Anya Tikka | Democrat

A large crowd showed up at last Saturday’s legal forum.

Forum explores limits of towns’ control over gas drilling

By Anya Tikka
ELDRED — February 25, 2011 — The Highland and Lumberland Committees on Energy and the Environment hosted a forum about the legal rights municipalities have in regulating drilling for natural gas.
About 160 people turned up last Saturday at Eldred HS on the blustery, cold morning to listen to the two expert speakers, Helen Slottje, managing attorney of the Community Environmental Defense Council in Ithaca, and Ben Price, project director of the Community Environmental Legal Defense Fund in Carlisle, PA.
John Conway, Sullivan County historian and author, moderated the two-hour presentation, opening with comments that the county is in real danger, needing protection from huge industrialization. He read out the questions submitted by the audience.
Slottje recounted how she became personally involved in the issue, although originally she was impartial. In the face of what she called mounting evidence of the dangers of hydraulic fracturing and its devastation of communities in nearby Pennsylvania, “how do we go about saying ‘no’?” she asked.
“The New York State constitution allows us to say no,” she answered, adding local zoning ordinances are an effective way to fight drilling.
“The towns can regulate where the drillers drill, not whether or not they can drill,” said Slottje, “and if you give one (driller) permission to do so, you cannot say no again to anyone.”
She explained that New York State rules allow for regulating industries that may cause disruption to the communities, but they do not allow banning one particular industry, such as drilling for gas.
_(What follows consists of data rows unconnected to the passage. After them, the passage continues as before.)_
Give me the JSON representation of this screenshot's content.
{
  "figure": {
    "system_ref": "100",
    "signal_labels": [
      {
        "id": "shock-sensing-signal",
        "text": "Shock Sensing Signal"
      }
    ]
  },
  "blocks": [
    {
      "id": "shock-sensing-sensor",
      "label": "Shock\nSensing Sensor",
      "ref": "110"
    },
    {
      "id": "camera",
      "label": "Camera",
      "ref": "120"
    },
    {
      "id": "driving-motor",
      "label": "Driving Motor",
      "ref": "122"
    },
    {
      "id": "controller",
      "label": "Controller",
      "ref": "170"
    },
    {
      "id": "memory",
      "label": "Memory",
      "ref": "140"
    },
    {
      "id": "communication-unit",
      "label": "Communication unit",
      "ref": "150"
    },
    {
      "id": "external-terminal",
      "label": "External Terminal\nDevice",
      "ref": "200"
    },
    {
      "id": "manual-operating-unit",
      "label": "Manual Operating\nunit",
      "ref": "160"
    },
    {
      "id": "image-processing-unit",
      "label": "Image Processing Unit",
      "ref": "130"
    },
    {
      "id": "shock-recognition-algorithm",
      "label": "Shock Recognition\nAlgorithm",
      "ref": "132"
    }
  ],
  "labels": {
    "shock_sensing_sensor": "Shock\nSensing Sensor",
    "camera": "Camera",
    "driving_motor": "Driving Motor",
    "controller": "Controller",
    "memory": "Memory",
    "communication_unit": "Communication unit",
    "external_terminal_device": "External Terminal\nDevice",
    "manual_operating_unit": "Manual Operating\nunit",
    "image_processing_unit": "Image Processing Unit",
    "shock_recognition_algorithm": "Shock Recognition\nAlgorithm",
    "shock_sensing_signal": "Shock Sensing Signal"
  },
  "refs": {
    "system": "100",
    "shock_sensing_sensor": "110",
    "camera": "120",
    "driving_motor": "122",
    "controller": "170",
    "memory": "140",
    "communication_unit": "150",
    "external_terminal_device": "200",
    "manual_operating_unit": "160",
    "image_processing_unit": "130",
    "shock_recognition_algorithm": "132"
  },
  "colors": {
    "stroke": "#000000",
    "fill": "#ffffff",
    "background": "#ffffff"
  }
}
Some questions concerned the rights and liabilities of those who have already leased their lands, and also the possibility of suing a town for allowing the polluting practices in their environment. There is no clear answer to either question at the moment, since there are no precedents. According to Slottje, some kind of shared responsibility with drillers is a strong possibility,.
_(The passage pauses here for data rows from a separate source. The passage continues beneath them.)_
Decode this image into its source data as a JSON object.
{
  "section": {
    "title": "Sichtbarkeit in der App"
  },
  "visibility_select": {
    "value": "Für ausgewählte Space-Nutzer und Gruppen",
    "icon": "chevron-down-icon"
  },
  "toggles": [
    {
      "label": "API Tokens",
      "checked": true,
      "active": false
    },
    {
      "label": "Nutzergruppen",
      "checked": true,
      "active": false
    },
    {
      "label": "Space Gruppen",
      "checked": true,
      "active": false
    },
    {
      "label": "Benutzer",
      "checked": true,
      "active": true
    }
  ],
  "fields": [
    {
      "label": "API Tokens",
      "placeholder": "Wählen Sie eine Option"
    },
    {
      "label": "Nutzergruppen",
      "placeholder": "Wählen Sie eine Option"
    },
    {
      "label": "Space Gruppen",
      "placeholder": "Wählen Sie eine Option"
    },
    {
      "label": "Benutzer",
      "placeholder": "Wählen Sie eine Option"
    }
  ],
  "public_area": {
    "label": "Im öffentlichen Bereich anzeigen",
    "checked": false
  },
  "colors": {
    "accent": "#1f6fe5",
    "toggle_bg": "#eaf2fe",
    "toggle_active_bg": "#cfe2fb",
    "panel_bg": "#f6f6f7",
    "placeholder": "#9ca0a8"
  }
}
The second speaker, Price, had a more community organizer-type strategy based on his years of experience in Pennsylvania.
“I offer a cautionary tale,” he said, referring to state law that has stripped communities of self-regulation, and surrendered home rule authority to industry.
“I envy your Home Rule law in New York,” he said, noting the towns there have more regulatory control over their communities.
He also said, in agreement with Slottje, that local land use regulations are the only effective way to fight the drillers. All the other laws concerning oil and gas industries are preempted by the states’ powers to do as they like, Price said.
Corporations are in effect treated as kind of “super” persons, a right granted to them as the result of the 14th amendment under which they are exempt from many laws and have many privileges private citizens don’t enjoy, according to Price.
Price went on to say the gas drilling industry is exempt from many federal laws protecting the environment as the result of the so-called “Halliburton loophole,” introduced into the Energy Act of 2005. These include the Clean Air Act, Safe Drinking Water Act, and the Superfund Act.
He suggested formulating a future policy that guarantees ecosystems the right to exist, and the individuals living in those ecosystems the right to defend that right.
In Pennsylvania, over 30 communities, most famously Pittsburgh, have passed “community rights ordinances” banning drilling in their communities altogether. Their line of reasoning is to invite the state to prove they are wrong. They say they are not “the colony of the state,” and so have self-governance, and wait for the state to prove otherwise.
Conway closed the meeting by saying “This is not a political issue for Democrats or Republicans, this is about the rights of communities to safeguard their environment and water.”